Emeklilerin örgütlenmesinin engellenerek yıllardır devam eden kapatılma davası sürecine ait DİSK’e bağlı Emekli-Sen Genel Lideri Cengiz Yavuz, “12 milyon emeklinin bir ortaya gelmesinden, örgütlenmesinden, sendikal bir güç olmasından korkuyorlar.
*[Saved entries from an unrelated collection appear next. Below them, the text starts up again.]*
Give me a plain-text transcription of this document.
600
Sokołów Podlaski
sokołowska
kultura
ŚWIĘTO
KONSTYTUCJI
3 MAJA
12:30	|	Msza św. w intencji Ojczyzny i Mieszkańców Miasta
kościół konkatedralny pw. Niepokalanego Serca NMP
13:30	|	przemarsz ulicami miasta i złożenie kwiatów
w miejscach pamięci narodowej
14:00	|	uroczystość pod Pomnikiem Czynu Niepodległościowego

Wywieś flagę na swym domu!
Bu nedenle sendikal örgütlenmenin önünü tıkamak için ellerinden gelen her türlü çabası gösteriyorlar” dedi.
DİSK’e bağlı Emekli-Sen’in faaliyetlerinin durdurulması ve kapatılmasına karşı İçişleri Bakanlığı’nın açtığı dava, yeni boyut kazandı. Ankara 26. İş Mahkemesi “takipsizlik” kararı vererek, belgeyi Asliye Hukuk Mahkemesi’ne gönderdi. Emekli-Sen Genel Lideri Cengiz Yavuz, dava sürecini ve emeklilerin örgütlenme uğraşını Cumhuriyet’e kıymetlendirdi.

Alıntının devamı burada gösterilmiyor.